I'm trying to write a query that will return nodes that either match a node property or a relationship property.

For instance, I want all nodes where the name property is George OR if the relationship property status is "good". I have two queries that will get the nodes for each of these:

MATCH (n) where n.name = 'George' return n

MATCH (n)-[r]-() where r.status = 'good' return n 

Is there a singe query I could write to get these combined results? I thought I could use this optional query (below), but I seemed to have misunderstood the optional match clause because I'm only getting nodes from the first query.

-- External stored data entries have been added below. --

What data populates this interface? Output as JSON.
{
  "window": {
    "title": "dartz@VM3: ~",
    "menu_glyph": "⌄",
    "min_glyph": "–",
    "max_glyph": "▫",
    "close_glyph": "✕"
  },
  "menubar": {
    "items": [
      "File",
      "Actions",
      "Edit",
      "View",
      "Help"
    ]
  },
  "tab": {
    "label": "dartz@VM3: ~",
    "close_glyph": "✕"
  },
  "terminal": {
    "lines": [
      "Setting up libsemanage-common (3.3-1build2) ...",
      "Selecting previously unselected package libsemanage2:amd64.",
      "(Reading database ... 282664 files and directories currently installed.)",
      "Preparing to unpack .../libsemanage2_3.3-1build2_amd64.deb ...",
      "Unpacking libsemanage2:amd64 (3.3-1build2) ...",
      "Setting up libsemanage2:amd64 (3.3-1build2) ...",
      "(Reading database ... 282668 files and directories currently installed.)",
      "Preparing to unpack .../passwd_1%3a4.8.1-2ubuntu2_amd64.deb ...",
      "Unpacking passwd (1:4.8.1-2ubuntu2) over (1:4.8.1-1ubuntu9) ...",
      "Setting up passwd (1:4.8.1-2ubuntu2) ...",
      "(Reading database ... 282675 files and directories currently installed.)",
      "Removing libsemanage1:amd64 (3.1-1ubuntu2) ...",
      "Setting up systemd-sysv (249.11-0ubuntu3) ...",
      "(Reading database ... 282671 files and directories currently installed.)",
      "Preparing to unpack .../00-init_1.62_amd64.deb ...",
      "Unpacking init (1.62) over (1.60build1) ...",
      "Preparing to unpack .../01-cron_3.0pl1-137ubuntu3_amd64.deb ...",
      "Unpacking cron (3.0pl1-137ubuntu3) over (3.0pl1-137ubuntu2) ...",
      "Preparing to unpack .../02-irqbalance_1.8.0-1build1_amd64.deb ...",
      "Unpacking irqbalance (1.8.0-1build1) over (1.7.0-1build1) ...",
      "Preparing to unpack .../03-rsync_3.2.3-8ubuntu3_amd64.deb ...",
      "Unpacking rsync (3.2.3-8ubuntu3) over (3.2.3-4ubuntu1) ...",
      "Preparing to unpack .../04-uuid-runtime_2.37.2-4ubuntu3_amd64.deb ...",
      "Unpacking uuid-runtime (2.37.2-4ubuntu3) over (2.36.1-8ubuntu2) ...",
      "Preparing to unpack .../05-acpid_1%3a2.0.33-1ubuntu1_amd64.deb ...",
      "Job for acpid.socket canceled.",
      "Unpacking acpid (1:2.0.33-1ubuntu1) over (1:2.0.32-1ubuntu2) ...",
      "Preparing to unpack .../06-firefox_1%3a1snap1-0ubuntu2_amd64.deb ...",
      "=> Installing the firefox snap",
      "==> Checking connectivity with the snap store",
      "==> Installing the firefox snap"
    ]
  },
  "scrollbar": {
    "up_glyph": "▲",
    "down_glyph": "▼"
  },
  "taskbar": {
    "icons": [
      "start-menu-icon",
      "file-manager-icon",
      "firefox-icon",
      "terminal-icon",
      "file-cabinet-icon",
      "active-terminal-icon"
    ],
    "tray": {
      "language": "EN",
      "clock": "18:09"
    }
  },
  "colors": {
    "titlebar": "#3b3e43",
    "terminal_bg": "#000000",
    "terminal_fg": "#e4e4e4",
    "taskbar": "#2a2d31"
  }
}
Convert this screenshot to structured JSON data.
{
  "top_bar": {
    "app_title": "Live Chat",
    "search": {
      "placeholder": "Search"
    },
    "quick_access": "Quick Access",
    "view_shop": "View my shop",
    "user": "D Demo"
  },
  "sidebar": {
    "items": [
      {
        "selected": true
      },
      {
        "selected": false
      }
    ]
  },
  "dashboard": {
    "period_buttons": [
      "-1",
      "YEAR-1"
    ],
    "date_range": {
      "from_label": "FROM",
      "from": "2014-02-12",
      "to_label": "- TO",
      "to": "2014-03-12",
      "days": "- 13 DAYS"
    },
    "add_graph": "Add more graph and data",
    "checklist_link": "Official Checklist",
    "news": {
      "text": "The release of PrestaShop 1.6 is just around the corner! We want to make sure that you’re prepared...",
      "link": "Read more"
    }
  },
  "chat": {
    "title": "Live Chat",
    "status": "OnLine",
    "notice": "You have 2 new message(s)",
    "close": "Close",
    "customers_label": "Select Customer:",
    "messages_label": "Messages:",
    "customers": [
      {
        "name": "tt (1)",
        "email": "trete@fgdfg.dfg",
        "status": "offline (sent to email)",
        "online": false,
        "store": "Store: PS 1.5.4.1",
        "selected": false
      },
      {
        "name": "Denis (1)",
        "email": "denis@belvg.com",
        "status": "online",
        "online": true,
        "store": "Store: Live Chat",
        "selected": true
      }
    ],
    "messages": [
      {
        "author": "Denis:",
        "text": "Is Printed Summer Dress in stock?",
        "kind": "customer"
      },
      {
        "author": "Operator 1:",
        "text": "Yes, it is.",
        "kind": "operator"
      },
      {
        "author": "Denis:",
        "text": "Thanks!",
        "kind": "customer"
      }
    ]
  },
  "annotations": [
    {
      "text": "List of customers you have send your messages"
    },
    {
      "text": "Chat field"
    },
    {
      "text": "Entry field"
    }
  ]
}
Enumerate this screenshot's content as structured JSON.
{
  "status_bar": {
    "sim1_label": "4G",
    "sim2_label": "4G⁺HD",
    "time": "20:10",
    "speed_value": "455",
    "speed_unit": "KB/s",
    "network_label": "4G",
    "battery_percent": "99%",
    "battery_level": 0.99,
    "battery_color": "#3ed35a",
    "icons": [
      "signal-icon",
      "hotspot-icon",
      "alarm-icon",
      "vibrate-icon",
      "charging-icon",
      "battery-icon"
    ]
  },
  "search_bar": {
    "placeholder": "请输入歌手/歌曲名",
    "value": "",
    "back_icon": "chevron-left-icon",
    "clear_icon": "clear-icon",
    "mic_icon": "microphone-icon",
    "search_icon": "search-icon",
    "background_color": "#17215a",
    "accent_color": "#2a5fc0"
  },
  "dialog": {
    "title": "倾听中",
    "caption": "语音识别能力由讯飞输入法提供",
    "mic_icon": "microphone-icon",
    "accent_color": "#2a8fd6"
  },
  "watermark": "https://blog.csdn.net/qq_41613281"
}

MATCH (n) where n.name = 'George' 
Optional MATCH (n)-[r]-() where r.status = 'good' return distinct n 
Foi útil?

Solução

By the time the optional match happens, the only n nodes that are around to make the optional match from are the ones that already match the first criteria. You can do

MATCH (n)
WHERE n.name = 'George' OR n-[{ status:"good" }]->()
RETURN n

but for larger graphs remember that this will not make efficient use of indices.

Another way would be

MATCH (n {name:"George"})
RETURN n
UNION MATCH (n)-[{status:"good"})->()
RETURN n

This should do better with indices for the first match, assuming you use a label and have the relevant index set up (but the second part would still potentially be very inefficient).

Edit
Re comment, relationship indexing would make that part faster, correct, but to my mind it would be better to say it is slow because the pattern is underdetermined. The second match pattern does something like

  • bind every node in the graph to (n)
  • get all outgoing relationships (regardless of type) from (n)
  • check relationship for status="good"

You could improve performance with relationship indexing, but since a relationship exists only between the two nodes it relates, you can think of it instead as indexed by those nodes. That is, fix the first bullet point by excluding nodes whose relationships are not relevant. The two match clauses could look like

MATCH (n:Person {name:"George"})  
       // add label to use index
MATCH (n:Person)-[{status:"good"}]->() 
       // add label to limit (n) -no indexing, but better than unlimited (n)
MATCH (n:Person {name:"Curious"})-[{status:"good"}]->()
       // add label to use index -now the relationships are sort-of-indexed

and/or type the relationship

MATCH (n)-[:REL {status:"good"}]->() // add type to speed up relationship retrieval

in fact, with anonymous relationships and rel property, it would probably make sense (bullet point three) to make the property the type, so

MATCH (n)-[:GOOD]->() // absent type, it would make sense to use the property as type instead

Your actual queries may look very different, and your question wasn't really about query performance at all :) oh well.